The qualified leasehold improvements apply only to nonresidential real property according to the IRS. If you reported this as business income as indicated below, there may be a possibility but continue to review your specific situation.
It's unclear how you treated your Airbnb income but here are some key components. Most people who use Airbnb are running a business and by default are required to file under Schedule C if there is "substantial services".
If you’re providing hotel-like perks such as regular cleaning or maid service (in excess of 10% of the rental cost), fresh linens or towels, in-room coffee, transportation, or sight-seeing, you’re providing substantial services, and that means you'd file Schedule C.
If you did report the income as rental on Schedule E, then there is nothing you can use for depreciation that you did not own as indicated by our awesome tax experts @ColeenD3, @JillS56 and @DaveF1006.
Please update if you need further clarification.
@DianeW777 wrote:If you did report the income as rental on Schedule E, then there is nothing you can use for depreciation that you did not own as indicated by our awesome tax experts @ColeenD3, @JillS56 and @DaveF1006.
Did you not read the law that I posted?
Perhaps it would be clearer if the OP asked "can I depreciate capital improvements I made to the property I rented from somebody". But just because the improvements don't qualify under the category of "Qualified Improvement Property" (or the former "Leasehold Improvement Property") does NOT mean the capital improvements can't be depreciated. They are just depreciated under the 'normal' categories for real estate.
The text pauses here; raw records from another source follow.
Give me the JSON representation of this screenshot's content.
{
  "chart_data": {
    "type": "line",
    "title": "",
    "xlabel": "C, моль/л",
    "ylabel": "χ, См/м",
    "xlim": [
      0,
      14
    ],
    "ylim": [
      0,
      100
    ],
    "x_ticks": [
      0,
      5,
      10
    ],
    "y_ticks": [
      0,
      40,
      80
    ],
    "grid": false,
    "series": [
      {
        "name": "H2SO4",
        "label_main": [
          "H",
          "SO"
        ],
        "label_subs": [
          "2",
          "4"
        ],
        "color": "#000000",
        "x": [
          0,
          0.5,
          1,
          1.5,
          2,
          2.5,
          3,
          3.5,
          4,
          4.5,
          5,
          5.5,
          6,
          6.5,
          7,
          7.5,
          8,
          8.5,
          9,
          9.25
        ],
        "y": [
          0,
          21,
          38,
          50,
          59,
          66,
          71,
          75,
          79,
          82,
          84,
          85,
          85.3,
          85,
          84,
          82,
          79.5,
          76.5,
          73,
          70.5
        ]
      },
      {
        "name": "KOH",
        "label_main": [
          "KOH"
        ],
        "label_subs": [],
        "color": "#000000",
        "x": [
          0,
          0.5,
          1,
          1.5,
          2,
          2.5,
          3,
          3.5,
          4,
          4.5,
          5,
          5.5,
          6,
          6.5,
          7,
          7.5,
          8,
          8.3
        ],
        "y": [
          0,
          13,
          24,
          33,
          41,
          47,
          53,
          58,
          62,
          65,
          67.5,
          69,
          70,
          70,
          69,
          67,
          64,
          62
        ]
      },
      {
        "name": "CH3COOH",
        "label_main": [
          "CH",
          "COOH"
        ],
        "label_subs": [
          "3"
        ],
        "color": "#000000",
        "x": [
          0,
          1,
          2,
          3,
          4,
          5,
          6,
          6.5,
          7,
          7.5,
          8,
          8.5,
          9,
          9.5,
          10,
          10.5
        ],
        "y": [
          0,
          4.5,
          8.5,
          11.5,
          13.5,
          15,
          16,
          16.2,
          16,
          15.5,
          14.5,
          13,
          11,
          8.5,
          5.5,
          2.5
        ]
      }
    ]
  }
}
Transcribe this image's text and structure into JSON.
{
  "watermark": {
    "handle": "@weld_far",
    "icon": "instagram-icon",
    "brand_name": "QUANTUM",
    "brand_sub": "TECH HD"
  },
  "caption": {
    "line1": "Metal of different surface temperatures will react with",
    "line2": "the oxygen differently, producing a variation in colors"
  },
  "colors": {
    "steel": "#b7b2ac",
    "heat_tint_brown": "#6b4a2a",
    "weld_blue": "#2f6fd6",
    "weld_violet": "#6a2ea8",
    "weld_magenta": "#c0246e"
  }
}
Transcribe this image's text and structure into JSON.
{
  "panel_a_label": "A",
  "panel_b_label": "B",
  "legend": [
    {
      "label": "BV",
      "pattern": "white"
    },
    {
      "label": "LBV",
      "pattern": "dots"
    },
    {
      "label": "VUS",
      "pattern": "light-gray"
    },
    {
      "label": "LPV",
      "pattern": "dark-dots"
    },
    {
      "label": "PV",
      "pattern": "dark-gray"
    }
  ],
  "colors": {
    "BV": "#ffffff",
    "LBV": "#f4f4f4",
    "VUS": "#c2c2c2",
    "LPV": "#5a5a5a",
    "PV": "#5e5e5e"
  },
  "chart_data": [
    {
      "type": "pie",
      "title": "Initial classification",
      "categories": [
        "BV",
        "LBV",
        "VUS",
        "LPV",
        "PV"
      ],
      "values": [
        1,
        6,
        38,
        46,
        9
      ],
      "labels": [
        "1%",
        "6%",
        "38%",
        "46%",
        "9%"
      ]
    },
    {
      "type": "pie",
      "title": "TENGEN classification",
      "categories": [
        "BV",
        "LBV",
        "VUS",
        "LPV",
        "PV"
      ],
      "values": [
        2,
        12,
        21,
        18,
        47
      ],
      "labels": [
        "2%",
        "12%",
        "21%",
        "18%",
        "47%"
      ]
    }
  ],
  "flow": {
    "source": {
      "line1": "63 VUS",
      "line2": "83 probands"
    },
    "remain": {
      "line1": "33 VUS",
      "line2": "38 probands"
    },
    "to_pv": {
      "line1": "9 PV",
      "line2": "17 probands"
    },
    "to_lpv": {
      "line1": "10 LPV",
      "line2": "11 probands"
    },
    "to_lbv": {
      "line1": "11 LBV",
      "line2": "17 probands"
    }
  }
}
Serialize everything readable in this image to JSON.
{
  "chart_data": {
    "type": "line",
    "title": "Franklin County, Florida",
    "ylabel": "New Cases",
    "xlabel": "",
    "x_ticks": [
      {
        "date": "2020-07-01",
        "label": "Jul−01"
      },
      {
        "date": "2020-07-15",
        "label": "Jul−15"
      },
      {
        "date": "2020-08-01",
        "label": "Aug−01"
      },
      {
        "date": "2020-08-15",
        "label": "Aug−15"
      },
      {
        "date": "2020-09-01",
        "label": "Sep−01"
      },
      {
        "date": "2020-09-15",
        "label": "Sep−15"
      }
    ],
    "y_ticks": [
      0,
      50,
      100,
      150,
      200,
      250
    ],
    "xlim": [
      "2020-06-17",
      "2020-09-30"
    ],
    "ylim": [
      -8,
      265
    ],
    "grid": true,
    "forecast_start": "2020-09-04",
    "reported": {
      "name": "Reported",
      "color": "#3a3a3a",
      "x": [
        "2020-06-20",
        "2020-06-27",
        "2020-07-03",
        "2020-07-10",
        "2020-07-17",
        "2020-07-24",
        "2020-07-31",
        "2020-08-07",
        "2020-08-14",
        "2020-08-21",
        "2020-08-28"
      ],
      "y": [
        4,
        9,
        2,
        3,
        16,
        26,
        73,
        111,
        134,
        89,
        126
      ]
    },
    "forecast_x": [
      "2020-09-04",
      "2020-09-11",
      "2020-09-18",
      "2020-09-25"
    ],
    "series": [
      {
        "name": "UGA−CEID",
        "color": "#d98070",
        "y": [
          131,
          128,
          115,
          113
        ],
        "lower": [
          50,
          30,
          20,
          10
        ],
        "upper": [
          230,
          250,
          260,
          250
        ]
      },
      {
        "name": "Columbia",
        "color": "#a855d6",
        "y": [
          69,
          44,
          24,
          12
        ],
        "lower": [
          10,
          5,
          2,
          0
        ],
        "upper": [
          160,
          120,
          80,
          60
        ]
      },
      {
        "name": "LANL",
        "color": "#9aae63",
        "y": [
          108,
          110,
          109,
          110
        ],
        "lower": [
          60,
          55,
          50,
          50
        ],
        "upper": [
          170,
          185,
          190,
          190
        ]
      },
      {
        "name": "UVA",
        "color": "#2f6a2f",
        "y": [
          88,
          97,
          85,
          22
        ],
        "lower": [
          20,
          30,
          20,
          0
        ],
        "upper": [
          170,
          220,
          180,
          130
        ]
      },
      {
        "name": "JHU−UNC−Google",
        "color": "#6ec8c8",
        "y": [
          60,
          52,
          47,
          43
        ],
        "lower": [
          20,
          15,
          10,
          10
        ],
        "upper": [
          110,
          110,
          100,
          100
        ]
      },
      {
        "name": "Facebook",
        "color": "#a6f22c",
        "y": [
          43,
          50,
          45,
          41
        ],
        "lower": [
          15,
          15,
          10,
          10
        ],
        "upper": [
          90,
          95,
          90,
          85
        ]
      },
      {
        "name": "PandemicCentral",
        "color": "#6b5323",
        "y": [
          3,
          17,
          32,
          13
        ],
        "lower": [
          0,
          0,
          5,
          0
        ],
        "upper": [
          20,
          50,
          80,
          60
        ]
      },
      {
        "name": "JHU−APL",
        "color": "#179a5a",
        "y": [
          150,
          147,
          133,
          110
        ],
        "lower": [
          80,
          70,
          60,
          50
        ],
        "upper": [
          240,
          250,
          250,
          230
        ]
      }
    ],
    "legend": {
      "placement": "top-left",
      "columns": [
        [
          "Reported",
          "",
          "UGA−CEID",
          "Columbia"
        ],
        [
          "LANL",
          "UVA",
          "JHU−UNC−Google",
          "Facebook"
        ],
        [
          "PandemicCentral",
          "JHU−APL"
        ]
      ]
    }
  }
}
Yes it was strictly for business use. I didn’t live there.
I do see where AmeliesUncle has posted an IRS - Regulation §1.167(a)-4 where you could depreciate these assets. To claim, you will need to report the Airbnb like it was a business.
@DaveF1006 wrote:I do see where AmeliesUncle has posted an IRS - Regulation §1.167(a)-4 where you could depreciate these assets. To claim, you will need to report the Airbnb like it was a business.
No, it does not need to be a business on Schedule C. A rental on Schedule E would qualify as well.